16:50 – Meta Hardware
Andi discusses Meta’s new wearable devices as a potential iPhone moment. Priced at $799, these glasses could create an entirely new product category. Q1–Q2 2026 will be crucial in validating whether this is a transformational shift or just another moonshot.
18:42 – Search and YouTube Ad Trends
Despite fears that AI might erode Google’s core business, ad revenue from search and YouTube is still climbing. Google Network revenue is shrinking, but the ad engine shows resilience—especially as YouTube expands its GenAI roadmap.

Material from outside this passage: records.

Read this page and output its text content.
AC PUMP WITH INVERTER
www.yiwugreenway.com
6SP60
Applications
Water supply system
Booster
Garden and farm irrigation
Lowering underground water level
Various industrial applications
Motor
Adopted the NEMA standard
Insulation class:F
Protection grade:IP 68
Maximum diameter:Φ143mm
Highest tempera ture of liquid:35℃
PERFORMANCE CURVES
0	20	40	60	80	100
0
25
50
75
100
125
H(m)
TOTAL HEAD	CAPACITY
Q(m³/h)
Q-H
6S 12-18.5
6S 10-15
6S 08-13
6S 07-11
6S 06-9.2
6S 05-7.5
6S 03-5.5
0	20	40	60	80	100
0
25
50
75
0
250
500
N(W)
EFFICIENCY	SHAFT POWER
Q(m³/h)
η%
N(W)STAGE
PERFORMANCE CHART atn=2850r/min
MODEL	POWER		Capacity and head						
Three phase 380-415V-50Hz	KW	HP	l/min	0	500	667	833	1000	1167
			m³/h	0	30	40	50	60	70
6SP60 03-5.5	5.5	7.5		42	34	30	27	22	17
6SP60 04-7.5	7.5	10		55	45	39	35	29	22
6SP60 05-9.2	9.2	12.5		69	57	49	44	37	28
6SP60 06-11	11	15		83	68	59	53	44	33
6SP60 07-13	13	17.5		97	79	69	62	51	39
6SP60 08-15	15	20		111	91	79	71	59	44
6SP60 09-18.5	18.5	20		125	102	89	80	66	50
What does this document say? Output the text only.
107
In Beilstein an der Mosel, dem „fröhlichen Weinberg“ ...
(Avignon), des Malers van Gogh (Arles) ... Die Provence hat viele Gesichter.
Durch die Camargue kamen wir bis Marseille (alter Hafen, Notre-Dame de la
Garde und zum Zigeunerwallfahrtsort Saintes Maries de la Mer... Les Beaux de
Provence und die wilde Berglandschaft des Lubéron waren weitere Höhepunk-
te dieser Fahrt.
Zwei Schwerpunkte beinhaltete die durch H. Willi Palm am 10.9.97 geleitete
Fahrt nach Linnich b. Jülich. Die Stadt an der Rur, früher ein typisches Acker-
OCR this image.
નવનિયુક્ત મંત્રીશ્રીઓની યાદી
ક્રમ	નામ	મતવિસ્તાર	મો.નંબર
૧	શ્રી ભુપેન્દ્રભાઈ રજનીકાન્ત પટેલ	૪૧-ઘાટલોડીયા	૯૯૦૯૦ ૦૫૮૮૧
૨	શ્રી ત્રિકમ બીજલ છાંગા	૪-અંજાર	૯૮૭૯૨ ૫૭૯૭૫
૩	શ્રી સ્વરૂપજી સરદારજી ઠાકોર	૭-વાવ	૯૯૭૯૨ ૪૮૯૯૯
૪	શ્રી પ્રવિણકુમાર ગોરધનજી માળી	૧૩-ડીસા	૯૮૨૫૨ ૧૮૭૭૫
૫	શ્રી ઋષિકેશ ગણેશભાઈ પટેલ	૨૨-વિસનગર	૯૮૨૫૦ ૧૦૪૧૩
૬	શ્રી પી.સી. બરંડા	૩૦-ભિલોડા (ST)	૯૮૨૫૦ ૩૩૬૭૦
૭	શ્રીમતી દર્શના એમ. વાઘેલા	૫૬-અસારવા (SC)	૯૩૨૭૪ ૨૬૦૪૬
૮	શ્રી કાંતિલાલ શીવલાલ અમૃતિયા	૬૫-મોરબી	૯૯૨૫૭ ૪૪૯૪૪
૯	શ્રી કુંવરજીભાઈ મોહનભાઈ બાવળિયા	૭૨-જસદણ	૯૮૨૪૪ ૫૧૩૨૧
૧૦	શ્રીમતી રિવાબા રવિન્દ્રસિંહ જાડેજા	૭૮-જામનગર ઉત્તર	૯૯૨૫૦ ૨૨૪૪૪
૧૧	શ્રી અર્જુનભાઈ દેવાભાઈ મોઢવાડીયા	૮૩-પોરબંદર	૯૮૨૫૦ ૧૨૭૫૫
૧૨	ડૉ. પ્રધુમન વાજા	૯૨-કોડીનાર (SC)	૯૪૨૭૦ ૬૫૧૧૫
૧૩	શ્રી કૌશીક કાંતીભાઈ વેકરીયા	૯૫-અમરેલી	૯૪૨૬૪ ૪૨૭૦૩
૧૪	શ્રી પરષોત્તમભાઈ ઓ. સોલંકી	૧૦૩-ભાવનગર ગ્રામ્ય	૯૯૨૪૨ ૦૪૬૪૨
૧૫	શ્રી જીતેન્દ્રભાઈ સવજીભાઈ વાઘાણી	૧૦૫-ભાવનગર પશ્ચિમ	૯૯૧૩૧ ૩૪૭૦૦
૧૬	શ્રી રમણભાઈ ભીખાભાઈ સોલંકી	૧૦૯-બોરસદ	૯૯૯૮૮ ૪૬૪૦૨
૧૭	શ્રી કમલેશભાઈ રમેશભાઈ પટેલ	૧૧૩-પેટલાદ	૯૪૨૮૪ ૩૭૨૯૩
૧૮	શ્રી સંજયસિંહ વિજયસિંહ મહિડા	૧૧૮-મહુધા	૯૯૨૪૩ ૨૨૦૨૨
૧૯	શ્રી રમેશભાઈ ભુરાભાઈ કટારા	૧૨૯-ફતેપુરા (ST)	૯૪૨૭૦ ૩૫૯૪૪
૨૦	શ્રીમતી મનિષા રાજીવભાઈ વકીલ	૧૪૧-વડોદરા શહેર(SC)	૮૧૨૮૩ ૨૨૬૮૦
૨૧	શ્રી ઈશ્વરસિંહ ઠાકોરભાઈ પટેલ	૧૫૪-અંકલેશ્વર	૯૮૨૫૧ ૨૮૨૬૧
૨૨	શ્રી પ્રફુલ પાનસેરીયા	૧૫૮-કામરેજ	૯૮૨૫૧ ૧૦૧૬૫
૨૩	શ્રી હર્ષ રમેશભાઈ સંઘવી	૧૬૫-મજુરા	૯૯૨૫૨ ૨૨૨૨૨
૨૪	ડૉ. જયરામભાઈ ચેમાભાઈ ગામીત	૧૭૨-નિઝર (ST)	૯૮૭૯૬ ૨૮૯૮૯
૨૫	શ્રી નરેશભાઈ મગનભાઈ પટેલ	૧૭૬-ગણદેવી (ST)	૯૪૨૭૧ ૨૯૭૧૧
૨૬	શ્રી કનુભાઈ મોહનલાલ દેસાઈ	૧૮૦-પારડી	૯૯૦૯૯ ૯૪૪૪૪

21:37 – Cloud Business Acceleration
Google Cloud (GCP + Workspace) is experiencing a breakout quarter, with RPO (remaining performance obligations) growing ~40% YoY. Price hikes to Workspace users helped, but growth is largely organic—suggesting strong enterprise demand for GCP.
23:00 – Data Center Leasing
“Leases not yet commenced” spiked from <$1B to $24B in just two quarters. This level of forward-committed infrastructure spend reinforces Andi’s view that the AI cycle is still in its early phase.
Microsoft
24:55 – Cloud and Productivity Suite Momentum
Microsoft’s Azure and Microsoft 365 Commercial businesses are both contributing to a $4.25B revenue spike, with 365 upsells driven by GenAI integration. The current growth rate has jumped to ~28% YoY.
37:50 – RPO Acceleration
RPO growth in 2025 (fiscal year-end June 30) hit new highs, with clients signing large, multi-year contracts at a faster pace than ever. Andi sees this as further evidence of durable enterprise demand—not just hype.
Amazon
28:56 – E-Commerce Still the Core Driver
Amazon’s world e-commerce business (excluding Whole Foods and physical stores) hit nearly
$140B last quarter, with U.S. and international segments both accelerating. Andi references Fed data on retail e-commerce trends as confirmation.
31:20 – AWS
While AWS is larger than Azure or GCP, its RPO growth is slower due to scale. Andi expects a near-term revenue spike to close the gap between reported sales and future commitments.
32:50 – The AI “Bubble”
Andi argues that true bubbles are fueled by debt, and today’s AI CapEx is largely funded by free cash flow. Most spending is still “first breath in the balloon,” not late-cycle mania.
Audience Q&A
35:07 – Audience Q&A
Andi takes questions from the audience regarding AI trends:
- He highlights emerging players like CoreWeave to show that hyperscalers may not have lasting moats in GenAI training workloads. OpenAI’s willingness to shift from Azure to Oracle is proof that compute can be commoditized if price is right.
- He adds that NVIDIA doesn’t manufacture its own chips (TSMC does), but it excels at integrating chips, servers and racks into ready-to-deploy data center stacks. This capability is smoothing out the CapEx curve for cloud buyers, extending the demand cycle.
- He reiterates that until debt becomes widespread and unsustainable, we’re not in a bubble. Valuations may run hot, but the underlying spending is healthy and rational—for now.
44:49 – Wrapping Up
Ed thanks Andi for the unique insights and reminds attendees to join next month’s Market Research Briefing on Thursday, October 23, featuring returning guest Markets Policy Partners for a deep dive into policy, the Fed and macro forces.